You can get dizzy trying to keep track of the legends associated with Diwali. But for many Hindus, the festival--which begins on October 25 this year--marks the moment when Rama, fresh from killing the demon king Ravana, returned victorious to the kingdom of Ayodhya. In southern India, this festival has another legend connected with it, in which Lord Krishna, the celestial cowherd, vanquishes the demon Narakasura. Others point to the story of Narasimha, the half man-half lion incarnation of Vishnu who slew the evil Hiranyakshipu at the precise moment of twilight.

For all its pomp and flair, Diwali (also known as Deepavali) is in some ways a very personal festival. Each Hindu family follows its own traditions and orchestrates its own drama, preparing festival sweets by hand, offering prayers at the family shrine, and then celebrating with relatives and close friends. For business people, Diwali is the beginning of the Hindu New Year, and they perform chopda pujan, or veneration of their business books.
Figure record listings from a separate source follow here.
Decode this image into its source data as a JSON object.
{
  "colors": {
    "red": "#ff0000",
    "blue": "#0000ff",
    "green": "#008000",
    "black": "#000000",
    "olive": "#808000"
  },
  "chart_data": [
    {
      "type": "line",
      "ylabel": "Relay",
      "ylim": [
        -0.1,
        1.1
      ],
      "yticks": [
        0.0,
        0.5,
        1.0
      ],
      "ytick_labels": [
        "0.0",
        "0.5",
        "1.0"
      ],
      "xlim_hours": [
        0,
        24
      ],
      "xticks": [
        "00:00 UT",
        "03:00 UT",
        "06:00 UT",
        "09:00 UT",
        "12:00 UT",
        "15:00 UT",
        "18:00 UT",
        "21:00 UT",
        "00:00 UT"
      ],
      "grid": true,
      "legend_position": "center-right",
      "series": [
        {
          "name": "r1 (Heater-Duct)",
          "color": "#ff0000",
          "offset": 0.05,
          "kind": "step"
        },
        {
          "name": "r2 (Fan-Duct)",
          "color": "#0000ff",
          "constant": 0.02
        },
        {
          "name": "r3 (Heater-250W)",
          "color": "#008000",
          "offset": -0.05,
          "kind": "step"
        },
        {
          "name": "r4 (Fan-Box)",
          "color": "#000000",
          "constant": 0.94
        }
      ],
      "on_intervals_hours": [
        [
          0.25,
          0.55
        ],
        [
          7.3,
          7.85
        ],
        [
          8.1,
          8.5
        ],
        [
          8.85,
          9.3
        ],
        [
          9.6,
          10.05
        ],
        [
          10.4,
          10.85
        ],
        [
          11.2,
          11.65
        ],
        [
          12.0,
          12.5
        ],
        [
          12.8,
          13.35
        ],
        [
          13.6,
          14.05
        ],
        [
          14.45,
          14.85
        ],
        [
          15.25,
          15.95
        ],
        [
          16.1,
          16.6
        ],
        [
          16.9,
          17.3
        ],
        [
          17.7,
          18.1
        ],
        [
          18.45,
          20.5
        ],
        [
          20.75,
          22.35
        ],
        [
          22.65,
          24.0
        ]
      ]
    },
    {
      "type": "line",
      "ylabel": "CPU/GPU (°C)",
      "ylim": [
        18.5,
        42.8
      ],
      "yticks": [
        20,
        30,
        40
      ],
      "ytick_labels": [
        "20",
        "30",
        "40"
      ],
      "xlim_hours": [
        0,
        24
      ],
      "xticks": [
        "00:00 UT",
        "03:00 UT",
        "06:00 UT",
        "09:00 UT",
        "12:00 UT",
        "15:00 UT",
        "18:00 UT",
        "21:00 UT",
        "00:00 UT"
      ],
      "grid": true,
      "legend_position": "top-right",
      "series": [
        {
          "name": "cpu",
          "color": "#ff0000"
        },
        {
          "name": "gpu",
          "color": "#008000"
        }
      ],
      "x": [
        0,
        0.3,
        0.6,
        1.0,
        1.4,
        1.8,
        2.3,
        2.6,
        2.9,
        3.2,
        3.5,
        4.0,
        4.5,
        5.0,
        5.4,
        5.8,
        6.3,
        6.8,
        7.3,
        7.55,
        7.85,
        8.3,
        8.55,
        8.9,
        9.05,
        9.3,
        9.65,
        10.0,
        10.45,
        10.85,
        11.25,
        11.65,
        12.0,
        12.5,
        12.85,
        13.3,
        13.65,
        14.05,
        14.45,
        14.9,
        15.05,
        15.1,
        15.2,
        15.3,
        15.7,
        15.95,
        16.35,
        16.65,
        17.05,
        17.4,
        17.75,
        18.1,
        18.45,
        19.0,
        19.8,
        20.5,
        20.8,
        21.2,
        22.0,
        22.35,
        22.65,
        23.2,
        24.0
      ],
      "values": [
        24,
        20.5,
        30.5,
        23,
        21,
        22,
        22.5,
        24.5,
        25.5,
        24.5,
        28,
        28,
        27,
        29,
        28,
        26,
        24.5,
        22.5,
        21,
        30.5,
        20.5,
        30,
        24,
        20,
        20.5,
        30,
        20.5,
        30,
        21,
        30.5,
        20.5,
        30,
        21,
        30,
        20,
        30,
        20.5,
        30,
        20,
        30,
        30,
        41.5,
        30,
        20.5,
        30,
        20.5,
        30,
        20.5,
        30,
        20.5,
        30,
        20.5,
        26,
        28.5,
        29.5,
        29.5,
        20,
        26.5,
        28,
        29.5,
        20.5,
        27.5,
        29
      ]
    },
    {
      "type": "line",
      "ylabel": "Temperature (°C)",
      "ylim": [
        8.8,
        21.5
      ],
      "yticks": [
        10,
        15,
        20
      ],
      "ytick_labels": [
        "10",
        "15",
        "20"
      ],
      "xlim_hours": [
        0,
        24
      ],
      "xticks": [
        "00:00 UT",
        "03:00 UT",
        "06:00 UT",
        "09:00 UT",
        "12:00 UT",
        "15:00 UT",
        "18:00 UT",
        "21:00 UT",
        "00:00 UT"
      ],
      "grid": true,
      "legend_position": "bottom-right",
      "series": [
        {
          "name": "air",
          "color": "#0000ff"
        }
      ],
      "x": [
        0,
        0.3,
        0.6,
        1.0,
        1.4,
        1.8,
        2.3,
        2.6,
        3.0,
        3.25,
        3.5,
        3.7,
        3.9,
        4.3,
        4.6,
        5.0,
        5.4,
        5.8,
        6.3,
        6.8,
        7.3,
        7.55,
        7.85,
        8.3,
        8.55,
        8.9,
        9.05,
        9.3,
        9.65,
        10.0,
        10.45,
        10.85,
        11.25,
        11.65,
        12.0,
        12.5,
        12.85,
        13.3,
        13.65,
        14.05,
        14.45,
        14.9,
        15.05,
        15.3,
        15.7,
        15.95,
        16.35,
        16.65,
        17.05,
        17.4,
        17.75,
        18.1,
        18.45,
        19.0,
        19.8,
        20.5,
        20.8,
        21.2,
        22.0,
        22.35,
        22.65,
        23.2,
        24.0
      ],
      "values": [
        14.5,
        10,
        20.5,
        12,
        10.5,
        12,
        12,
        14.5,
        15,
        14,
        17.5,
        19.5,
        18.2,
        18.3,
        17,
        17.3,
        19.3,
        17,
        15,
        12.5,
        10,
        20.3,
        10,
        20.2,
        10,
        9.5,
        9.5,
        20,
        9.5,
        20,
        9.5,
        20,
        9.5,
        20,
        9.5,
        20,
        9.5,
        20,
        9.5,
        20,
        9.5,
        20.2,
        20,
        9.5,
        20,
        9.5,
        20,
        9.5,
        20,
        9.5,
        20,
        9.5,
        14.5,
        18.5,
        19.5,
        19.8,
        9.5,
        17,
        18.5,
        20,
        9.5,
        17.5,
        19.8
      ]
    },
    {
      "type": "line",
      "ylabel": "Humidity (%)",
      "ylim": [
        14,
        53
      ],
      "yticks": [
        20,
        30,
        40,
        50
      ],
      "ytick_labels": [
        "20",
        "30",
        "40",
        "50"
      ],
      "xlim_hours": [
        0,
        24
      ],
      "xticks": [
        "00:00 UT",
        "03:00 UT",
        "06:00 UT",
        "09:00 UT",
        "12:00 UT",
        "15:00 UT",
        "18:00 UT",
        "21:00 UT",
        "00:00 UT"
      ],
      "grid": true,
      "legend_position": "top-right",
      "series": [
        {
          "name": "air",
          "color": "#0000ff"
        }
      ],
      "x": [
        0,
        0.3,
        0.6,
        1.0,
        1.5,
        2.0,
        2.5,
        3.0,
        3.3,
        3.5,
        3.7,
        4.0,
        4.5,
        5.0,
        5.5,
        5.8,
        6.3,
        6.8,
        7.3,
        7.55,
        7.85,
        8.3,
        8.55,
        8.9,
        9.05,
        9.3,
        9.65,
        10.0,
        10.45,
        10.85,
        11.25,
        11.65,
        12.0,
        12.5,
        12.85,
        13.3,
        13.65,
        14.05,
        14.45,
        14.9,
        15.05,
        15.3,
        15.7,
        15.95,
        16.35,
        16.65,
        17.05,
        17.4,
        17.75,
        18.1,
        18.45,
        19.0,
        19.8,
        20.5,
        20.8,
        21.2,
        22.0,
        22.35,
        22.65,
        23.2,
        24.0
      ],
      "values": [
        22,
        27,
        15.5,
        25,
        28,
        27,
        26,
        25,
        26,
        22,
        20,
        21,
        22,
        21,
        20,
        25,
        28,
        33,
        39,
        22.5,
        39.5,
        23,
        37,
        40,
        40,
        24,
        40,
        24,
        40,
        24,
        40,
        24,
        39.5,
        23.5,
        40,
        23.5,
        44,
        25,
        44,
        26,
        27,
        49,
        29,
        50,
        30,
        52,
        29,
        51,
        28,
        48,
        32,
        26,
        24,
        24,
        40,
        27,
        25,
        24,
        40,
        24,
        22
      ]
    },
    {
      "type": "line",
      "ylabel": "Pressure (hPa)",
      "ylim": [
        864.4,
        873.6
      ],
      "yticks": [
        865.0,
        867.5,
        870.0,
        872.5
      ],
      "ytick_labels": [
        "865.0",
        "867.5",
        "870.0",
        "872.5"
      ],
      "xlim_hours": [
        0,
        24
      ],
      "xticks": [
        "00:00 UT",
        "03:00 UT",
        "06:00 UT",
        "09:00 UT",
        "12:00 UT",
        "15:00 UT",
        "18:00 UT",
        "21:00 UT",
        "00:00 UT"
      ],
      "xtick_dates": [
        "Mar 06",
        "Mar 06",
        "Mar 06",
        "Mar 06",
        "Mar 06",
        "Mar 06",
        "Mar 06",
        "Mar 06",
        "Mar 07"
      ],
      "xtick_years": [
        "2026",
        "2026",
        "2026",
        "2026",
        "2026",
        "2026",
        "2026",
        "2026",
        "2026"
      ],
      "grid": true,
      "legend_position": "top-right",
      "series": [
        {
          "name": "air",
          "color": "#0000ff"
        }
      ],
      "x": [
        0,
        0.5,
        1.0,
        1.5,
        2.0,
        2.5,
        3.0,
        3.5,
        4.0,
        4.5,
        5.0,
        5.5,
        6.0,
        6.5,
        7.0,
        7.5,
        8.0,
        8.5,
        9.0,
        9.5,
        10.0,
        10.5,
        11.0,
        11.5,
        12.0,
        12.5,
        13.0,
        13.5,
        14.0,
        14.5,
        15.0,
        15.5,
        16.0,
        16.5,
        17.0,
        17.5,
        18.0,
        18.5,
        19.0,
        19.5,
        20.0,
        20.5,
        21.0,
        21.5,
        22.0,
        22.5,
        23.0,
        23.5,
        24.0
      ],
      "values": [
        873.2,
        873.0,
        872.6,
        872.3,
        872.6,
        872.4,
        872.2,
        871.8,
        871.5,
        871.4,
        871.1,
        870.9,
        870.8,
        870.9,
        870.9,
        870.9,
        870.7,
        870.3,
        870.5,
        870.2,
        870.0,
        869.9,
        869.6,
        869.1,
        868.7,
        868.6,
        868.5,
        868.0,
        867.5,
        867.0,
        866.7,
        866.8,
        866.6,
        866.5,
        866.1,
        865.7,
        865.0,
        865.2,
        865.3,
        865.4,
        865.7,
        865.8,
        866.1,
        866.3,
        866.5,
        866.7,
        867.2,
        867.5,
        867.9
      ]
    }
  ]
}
Though mainstream Americans may just be getting to know this joyous festival, Indian-Americans have wonderful memories of childhood Diwalis. Those who grew up in India often try to recreate those treasured celebrations here in America. In India, Diwali was a kaleidoscope of lights, earthen lamps glowing in even the humblest of homes, exploding fireworks, and mounds of multicolored sweets.

For Ambalika Mishra--a reporter with Voice of America and U.N. Radio who also anchors an ethnic TV program on cable--nothing can duplicate the magical mood and spirit of Diwali during her childhood in the city of Agra.
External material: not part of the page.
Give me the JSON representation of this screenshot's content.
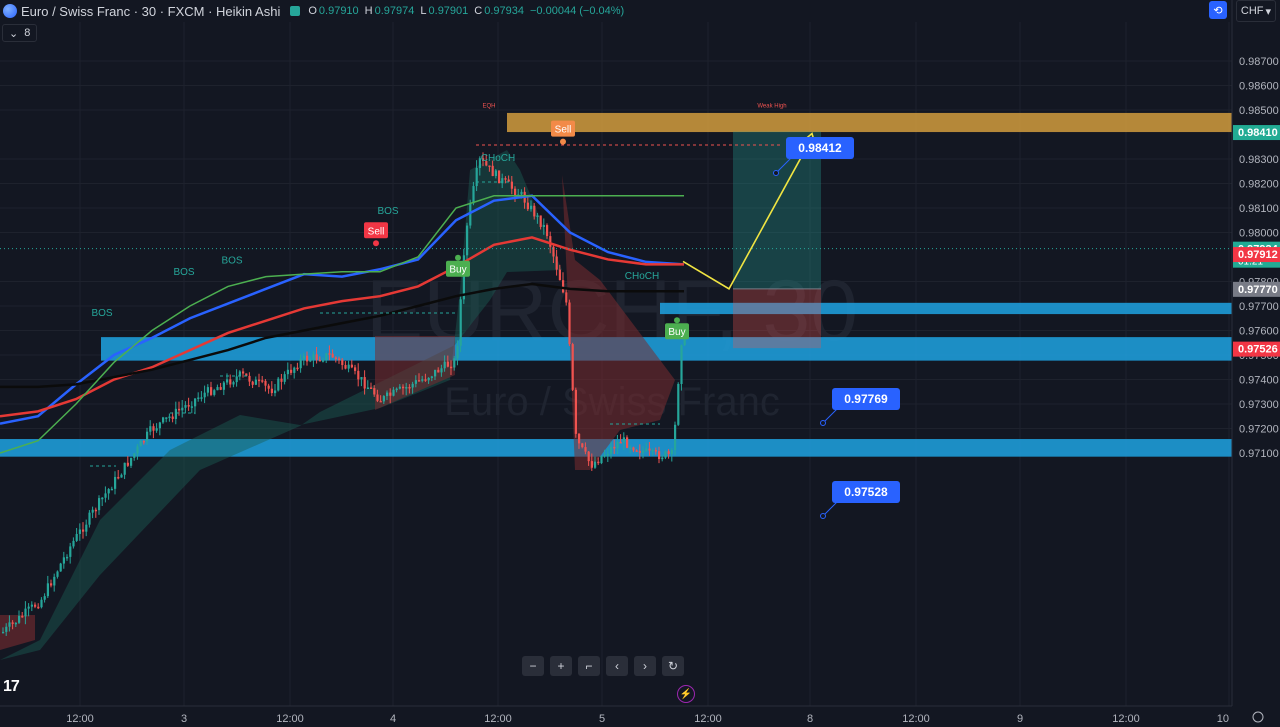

"In the bazaars, you would be surrounded by myriad of clay gods and goddesses, shining metal utensils, and earthen lamps. It was not about buying things but about being a part of that whole atmosphere. It just cannot be recreated here, and I miss that a lot."

In her hometown of Agra, the houses would be fully repainted for the festival, and the smell of fresh paint always evokes the memory of Diwalis past for Mishra.
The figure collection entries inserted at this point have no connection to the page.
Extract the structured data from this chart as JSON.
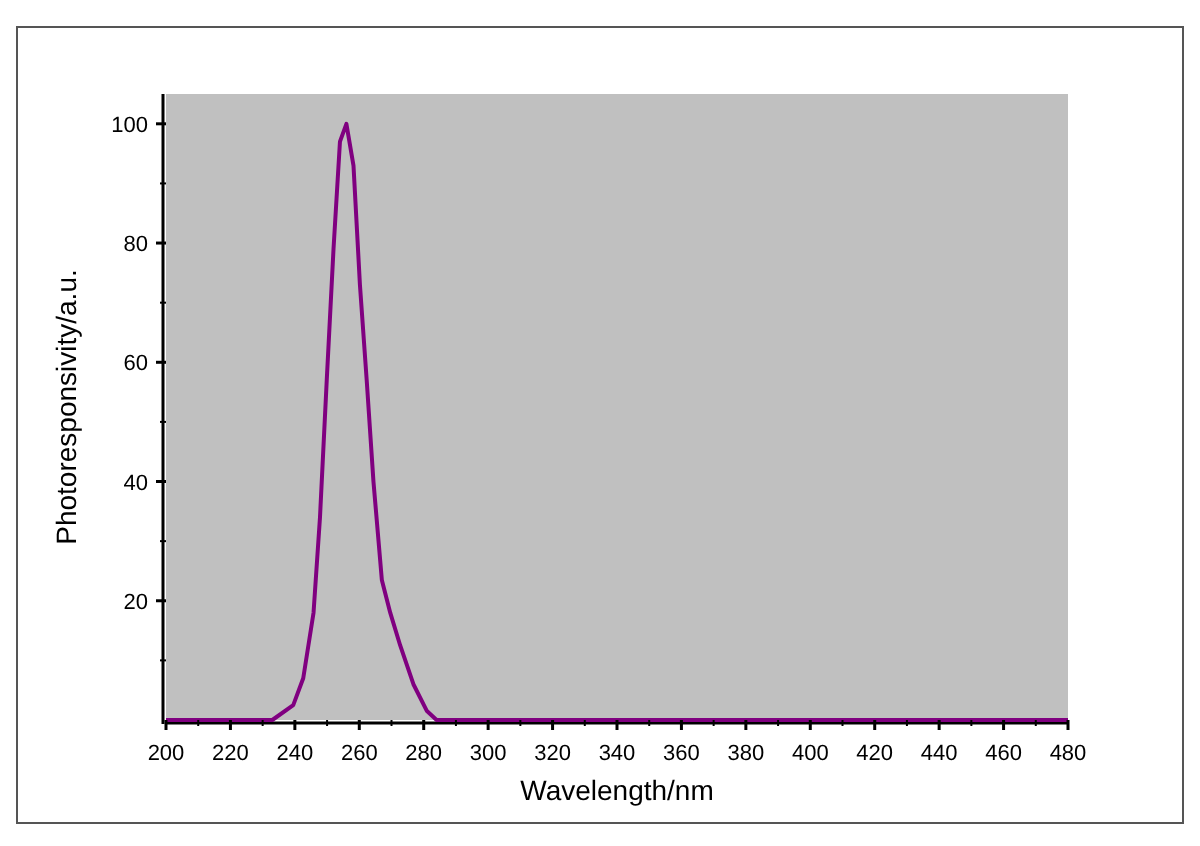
{
  "chart_data": {
    "type": "line",
    "xlabel": "Wavelength/nm",
    "ylabel": "Photoresponsivity/a.u.",
    "x": [
      200,
      233,
      239.5,
      242.6,
      245.8,
      247.8,
      249.9,
      252,
      254,
      256,
      258.2,
      260.2,
      262.3,
      264.4,
      267,
      269.6,
      272.7,
      276.8,
      281,
      284,
      480
    ],
    "series": [
      {
        "color": "#800080",
        "values": [
          0,
          0,
          2.5,
          7,
          18,
          34,
          57,
          79,
          97,
          100,
          93,
          73,
          57,
          40,
          23.5,
          18,
          12.5,
          6,
          1.5,
          0,
          0
        ]
      }
    ],
    "xlim": [
      200,
      480
    ],
    "xticks": [
      200,
      220,
      240,
      260,
      280,
      300,
      320,
      340,
      360,
      380,
      400,
      420,
      440,
      460,
      480
    ],
    "ylim": [
      0,
      105
    ],
    "yticks": [
      20,
      40,
      60,
      80,
      100
    ],
    "grid": false,
    "marker": "none",
    "line_style": "solid"
  }
}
"We used to order hundreds of diyas [earthen lamps] and would put them everywhere, and they would light up the night," she said. "My job was to make alpana, or floral patterns on the floor, with colored powders, rice, and flour. This was considered very auspicious, and we would keep a diya burning all night for the Goddess Lakshmi to enter by."

Now in the hurly-burly of New York, she tries very hard to recreate some of the old Diwali magic. She makes sweets at home, and two days before Diwali she observes Dhantheras, when special prayers are offered to Lakshmi, the Goddess of Prosperity. On this day, devotees buy token amounts of gold or silver to ensure continued prosperity, and Mishra has continued to observe this tradition for the 28 years she has been in America.